Monday, November 22, 2010


Library staff follow a code of ethics which outlines that they should always
  • remain objective
  • provide the right information
  • avoid making judgements about the clients or the questions asked
  • avoid interpreting the information
  • avoid giving legal, medical or financial advice
  • respect the confidentiality of each query
  • provide equal service to all
  • remember legal implications when supplying information

Although you should try to treat all library clients equally, some libraries prepare guidelines on the level of service provided to various types of clients. For example, research staff in an academic library are likely to receive more assistance than undergraduate students.

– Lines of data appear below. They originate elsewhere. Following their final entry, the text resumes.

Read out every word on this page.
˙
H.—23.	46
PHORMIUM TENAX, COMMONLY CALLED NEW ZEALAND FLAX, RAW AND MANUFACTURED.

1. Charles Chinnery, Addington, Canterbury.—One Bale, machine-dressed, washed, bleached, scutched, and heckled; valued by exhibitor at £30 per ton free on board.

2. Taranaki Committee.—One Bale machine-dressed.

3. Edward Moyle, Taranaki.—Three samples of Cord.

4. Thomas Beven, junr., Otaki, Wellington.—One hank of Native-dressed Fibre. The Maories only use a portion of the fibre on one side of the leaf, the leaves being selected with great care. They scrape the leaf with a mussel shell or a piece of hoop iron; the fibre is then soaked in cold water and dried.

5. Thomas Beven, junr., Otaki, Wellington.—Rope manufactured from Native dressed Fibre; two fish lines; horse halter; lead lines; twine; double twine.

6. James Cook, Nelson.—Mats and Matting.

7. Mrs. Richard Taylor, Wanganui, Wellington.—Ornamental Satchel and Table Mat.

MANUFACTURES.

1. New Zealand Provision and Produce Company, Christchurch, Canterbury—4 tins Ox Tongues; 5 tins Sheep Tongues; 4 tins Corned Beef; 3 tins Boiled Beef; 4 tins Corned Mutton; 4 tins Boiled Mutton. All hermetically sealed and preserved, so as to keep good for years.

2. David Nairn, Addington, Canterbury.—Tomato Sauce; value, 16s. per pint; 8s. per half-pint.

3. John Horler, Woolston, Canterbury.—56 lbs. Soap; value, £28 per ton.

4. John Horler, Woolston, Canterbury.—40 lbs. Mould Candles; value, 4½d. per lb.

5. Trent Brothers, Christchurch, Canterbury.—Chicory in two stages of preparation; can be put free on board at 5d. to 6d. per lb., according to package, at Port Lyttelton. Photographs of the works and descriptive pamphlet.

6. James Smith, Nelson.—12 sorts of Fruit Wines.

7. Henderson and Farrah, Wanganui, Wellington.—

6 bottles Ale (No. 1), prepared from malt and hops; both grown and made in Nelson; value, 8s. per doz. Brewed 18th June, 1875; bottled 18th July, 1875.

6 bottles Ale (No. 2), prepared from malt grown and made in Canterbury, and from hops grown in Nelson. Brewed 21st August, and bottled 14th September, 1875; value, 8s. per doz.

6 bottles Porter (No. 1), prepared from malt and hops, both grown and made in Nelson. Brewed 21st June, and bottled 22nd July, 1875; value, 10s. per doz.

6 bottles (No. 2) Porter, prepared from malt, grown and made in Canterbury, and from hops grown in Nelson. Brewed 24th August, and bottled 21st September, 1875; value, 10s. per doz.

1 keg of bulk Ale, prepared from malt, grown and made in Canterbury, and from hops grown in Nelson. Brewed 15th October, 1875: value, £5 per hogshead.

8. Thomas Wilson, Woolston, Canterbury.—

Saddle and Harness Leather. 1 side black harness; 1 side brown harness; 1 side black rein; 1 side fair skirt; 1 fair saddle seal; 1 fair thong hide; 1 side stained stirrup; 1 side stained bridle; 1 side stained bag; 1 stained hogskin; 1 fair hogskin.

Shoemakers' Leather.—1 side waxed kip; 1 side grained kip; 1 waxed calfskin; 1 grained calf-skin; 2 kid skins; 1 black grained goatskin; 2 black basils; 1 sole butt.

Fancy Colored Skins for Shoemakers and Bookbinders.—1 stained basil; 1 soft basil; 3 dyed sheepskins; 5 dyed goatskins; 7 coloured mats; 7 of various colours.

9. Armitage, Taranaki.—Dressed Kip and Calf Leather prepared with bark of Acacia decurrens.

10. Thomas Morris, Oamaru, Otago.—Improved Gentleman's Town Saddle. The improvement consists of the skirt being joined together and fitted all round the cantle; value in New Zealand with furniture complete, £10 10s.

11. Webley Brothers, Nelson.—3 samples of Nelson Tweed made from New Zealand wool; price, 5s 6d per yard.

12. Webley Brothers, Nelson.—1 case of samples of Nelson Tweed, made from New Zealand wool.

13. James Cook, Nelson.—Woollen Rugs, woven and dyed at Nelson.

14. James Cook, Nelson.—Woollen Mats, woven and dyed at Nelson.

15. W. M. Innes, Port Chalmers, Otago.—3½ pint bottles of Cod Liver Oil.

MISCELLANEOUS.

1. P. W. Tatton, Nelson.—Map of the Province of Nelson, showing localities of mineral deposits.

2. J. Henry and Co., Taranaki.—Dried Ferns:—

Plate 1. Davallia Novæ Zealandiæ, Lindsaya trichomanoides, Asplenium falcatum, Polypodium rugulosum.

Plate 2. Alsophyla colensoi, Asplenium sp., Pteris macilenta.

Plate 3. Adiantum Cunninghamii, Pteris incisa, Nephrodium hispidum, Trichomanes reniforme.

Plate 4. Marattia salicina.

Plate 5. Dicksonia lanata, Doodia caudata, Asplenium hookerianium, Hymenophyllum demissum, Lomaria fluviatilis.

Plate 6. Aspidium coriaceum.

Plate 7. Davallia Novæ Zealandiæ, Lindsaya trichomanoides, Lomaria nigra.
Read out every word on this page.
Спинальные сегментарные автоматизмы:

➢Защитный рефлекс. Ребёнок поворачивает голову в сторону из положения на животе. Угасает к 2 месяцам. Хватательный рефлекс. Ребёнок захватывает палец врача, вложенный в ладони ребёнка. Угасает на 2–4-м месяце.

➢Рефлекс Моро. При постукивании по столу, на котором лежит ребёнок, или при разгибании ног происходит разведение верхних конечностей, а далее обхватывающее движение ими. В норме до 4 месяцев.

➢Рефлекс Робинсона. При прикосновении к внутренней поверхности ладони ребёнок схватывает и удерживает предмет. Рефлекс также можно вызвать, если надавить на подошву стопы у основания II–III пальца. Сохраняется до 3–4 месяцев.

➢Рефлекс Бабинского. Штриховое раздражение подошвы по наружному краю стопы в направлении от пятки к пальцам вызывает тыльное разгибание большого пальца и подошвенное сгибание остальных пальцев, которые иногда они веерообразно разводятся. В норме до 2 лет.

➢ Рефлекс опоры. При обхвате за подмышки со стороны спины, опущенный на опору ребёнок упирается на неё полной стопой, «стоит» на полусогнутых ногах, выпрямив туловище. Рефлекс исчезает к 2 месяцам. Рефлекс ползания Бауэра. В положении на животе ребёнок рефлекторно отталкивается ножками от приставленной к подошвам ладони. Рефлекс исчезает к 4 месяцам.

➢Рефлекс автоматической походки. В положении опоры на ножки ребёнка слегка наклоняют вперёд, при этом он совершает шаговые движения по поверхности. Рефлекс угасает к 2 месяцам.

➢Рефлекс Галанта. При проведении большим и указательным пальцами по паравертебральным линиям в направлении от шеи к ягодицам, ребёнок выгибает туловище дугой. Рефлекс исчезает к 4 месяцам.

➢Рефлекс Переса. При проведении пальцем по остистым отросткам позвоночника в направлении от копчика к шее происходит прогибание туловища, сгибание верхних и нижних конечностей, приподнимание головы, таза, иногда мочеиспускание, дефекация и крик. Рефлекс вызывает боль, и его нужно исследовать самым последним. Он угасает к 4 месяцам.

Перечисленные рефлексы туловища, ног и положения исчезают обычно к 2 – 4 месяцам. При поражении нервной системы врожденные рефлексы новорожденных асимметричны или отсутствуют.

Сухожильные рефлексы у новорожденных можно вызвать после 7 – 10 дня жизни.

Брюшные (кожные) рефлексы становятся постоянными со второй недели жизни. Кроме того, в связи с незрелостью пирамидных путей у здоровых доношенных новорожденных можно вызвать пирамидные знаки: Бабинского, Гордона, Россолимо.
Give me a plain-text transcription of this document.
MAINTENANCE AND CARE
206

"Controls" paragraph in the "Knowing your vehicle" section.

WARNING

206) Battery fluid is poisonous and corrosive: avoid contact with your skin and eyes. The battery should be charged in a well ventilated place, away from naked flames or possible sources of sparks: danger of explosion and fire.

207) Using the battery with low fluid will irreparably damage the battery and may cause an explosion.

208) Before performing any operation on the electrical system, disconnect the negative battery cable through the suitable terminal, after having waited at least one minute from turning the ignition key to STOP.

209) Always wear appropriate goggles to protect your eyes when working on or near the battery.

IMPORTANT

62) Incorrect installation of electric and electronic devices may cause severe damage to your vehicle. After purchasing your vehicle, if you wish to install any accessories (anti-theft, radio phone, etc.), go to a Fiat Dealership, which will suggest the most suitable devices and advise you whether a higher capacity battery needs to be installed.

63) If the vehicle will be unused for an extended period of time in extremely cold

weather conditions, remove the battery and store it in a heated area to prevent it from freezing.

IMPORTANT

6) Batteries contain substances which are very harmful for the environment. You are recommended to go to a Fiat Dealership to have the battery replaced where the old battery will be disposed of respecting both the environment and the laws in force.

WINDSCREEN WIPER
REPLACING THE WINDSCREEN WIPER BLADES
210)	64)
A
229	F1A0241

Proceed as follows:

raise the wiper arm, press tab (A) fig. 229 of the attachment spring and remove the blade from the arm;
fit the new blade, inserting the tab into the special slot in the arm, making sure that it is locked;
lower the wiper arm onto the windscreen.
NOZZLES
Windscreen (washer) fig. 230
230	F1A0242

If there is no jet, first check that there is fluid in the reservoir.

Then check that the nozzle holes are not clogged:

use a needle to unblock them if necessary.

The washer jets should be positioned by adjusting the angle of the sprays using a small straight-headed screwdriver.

The Australian Library and Information Association has prepared a Statement on professional ethics which all reference staff should keep in mind.

ALIA statement on professional ethics
Librarians and library technicians significantly influence or control the selection, organization, preservation and dissemination of information. In a political system dependent on an informed democratic society, they are members of a profession explicitly committed to intellectual freedom and the freedom of access to information. Libraries and library technicians have a special obligation to ensure the free flow of information and ideas to present and future generations.

Librarians and library technicians are dependent upon one another for the bibliographical resources used to provide effective information services, and this dependence imposes obligations for the maintenance of the highest level of personal integrity and competence in the performance of their duties.

Librarians and library technicians:

  1. Must provide the highest level of service to all clients through appropriate and usefully organized collections, equitable access and service policies and skilful, accurate and unbiased responses to all legitimate requests for assistance.
  2. Should not exercise censorship in the selection, use or access to material by rejecting on moral, political, gender, sexual preference, racial or religious grounds alone material which is otherwise relevant to the purpose of the library and meets the standards which are appropriate to the library concerned.
  3. Must recognize and respect intellectual property rights and in compiling information for clients must avoid manipulation of information likely to mislead.
  4. Must protect each user’s right to privacy with respect to information sought or received and materials consulted, or
  5. Must distinguish clearly in their actions and statements between their personal philosophies and attitudes and those of an employing institution or professional body.
  6. Must treat fellow workers and other colleagues with respect, fairness and good faith and advocate conditions of employment that safeguard the rights and welfare of all employees of the institution.
  7. Must avoid situations in which personal interests might be served or financial benefits gained at the expense of library users, colleagues or the employing institution.
  8. Must maintain and enhance their professional knowledge and skills to ensure excellence in the profession by encouraging the professional development of co-workers and by fostering the aspirations of potential members of the profession.

    Adopted 1986 Revised November 1997

    Available on the Internet at

Legal requirements
When assisting a client, you may have to take into account

  • copyright
  • freedom of information
  • privacy
  • duty of care
  • censorship
  • confidentiality

Before providing information to a client you must make sure that you are not infringing the copyright laws by copying or downloading too much information. You must become familiar with the conditions of the copyright law and instruct clients on how to comply with it.

Freedom of information
Most library staff agree that clients should have freedom of access to information. However there are situations when you need to use your common sense before answering a request for information. For example, if an enquirer asks for information on suicide or the use of poisons, you may need to refer to your supervisor before supplying the information.

You must not reveal details of an enquiry to another library client. This is particularly important in special libraries where researchers may be working on sensitive topics.

Duty of care
Library staff can be held liable for the quality of information that they supply. When working in a reference area you must make sure that all the information you provide is accurate and that you can supply details of the source in the information.

Many people argue that libraries should not include books on topics such as how to commit murder or instructions on how to make bombs. Others argue that people should have the freedom to read whatever they want. A common problem is that people use computers in libraries to search for pornographic material. It is very difficult however for library staff to patrol usage of all computers.

Library staff must be discreet and tactful when handling enquiries. It can be frustrating if a client is unwilling to tell you why they need the information. However you must remember that they have the right to keep quiet about their reasons. Be careful when conducting a reference interview that your conversation is not overheard by other library clients.

Gosling, Mary. Learn reference work. Canberra: DocMatrix, 2001, pp. 108-110.